Implications for ADA Compliance and Handler Rights
Under the ADA as currently enforced, businesses may ask two questions of a service dog handler: whether the dog is required because of a disability and what work or task the dog has been trained to perform. Businesses may not require documentation, certification or identification.
This legal framework means that Training Plus documentation is not a legal requirement. It is a voluntary credentialing record that handlers and trainers choose to create. Its value is practical: it provides a defensible, auditable record of training and behavior that a handler can choose to share when it is in their interest to do so, and that a business or housing provider can use to support their own compliance decision-making.
That practical value depends entirely on the credibility of the documentation. A handler's record that was generated by a system with no validation pipeline, no geotag verification and no independent reviewer layer carries minimal credibility weight. A record generated through the Training Plus infrastructure carries a traceable chain of custody that an ADA compliance specialist can examine and a court could potentially audit.

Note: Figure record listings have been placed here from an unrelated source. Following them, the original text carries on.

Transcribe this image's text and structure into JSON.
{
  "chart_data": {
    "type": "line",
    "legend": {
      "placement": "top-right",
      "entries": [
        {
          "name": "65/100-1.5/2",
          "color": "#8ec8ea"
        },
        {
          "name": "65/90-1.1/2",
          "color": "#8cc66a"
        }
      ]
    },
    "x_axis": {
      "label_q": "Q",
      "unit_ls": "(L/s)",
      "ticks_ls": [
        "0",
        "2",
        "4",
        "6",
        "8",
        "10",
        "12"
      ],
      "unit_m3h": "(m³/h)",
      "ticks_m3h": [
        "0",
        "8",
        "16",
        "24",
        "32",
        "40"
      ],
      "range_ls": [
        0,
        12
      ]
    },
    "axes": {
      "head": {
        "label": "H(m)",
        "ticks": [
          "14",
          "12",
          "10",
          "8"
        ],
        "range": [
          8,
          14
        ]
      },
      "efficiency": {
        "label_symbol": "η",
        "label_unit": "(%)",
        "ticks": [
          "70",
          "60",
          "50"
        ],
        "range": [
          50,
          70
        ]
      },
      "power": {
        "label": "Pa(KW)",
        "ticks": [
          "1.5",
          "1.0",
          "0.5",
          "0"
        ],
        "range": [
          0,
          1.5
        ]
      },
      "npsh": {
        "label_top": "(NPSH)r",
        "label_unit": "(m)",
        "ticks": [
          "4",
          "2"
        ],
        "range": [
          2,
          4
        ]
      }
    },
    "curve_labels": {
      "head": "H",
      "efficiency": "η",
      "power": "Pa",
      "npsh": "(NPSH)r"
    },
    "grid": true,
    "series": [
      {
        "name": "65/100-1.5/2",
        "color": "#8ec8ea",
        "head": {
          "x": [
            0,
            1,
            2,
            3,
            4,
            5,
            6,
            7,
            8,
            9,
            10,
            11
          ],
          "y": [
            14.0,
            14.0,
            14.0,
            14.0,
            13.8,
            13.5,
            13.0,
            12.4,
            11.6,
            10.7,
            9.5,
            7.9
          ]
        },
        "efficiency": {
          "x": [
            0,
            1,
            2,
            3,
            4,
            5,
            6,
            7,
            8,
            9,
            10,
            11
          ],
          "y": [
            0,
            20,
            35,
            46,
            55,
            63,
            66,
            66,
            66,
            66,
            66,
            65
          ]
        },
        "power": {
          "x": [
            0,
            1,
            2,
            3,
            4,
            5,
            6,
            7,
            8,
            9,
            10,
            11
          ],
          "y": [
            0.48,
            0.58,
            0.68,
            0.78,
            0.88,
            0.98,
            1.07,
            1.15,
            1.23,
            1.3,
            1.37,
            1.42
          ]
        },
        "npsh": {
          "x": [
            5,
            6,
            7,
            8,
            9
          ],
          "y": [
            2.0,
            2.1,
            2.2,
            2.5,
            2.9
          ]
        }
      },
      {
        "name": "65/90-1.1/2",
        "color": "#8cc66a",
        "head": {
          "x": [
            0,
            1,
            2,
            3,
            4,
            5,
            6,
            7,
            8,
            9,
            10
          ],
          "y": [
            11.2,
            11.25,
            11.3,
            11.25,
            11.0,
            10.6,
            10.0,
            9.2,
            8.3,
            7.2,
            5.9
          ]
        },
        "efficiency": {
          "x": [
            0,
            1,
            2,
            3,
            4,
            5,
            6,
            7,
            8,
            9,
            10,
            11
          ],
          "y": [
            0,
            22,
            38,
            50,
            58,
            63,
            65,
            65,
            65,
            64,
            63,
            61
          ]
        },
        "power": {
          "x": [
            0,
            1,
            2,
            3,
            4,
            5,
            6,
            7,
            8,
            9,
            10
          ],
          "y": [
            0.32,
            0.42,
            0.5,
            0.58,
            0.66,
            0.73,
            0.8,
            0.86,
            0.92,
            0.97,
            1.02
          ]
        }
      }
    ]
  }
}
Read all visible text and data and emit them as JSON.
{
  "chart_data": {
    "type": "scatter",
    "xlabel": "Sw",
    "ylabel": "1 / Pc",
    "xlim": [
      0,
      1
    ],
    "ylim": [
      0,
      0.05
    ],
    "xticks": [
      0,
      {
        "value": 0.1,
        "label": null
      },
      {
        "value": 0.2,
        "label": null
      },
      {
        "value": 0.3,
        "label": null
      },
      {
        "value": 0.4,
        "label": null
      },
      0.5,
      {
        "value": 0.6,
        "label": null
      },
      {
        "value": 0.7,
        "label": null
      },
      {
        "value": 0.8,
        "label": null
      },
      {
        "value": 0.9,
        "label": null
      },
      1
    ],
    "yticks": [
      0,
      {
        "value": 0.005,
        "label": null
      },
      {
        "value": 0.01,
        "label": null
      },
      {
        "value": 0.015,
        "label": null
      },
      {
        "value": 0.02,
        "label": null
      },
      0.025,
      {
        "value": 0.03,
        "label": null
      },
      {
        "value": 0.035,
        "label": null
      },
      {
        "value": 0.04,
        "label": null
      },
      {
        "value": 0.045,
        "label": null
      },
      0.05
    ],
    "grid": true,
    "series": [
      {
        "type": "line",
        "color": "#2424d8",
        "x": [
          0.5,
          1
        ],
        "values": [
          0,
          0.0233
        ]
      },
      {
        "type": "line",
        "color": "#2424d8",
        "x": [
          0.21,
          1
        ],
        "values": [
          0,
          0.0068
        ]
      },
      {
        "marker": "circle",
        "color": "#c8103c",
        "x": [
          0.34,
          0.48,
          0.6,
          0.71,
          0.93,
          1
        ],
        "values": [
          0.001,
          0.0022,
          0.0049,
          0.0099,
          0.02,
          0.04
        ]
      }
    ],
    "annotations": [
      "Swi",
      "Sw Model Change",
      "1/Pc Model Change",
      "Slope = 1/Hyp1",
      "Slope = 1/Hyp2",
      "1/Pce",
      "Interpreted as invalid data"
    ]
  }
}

For trainers and handlers who want to understand the full program structure, the officialservicedog.com Training Plus program page provides the entry point. For AI engineers interested in the computer vision and biometric authentication components that sit adjacent to this documentation pipeline, the research directions being pursued at ServiceDog.AI and TheraPetic®.AI provide the technical context for where this infrastructure is heading.
Documentation without infrastructure is just paper. Infrastructure without clinical oversight is just automation. The Training Plus architecture is designed to make those two failure modes structurally impossible.
A Note on the Evolution of This Infrastructure
The pipeline described here reflects 2026 deployment. Computer vision components for automated task performance assessment are in active development. When gait analysis and pose estimation models reach the accuracy thresholds required for reliable rubric-aligned scoring, the pre-screening layer will be upgraded to carry higher weight in the review triage process. The human reviewer layer is not going away. Its scope will evolve as the automated layers mature.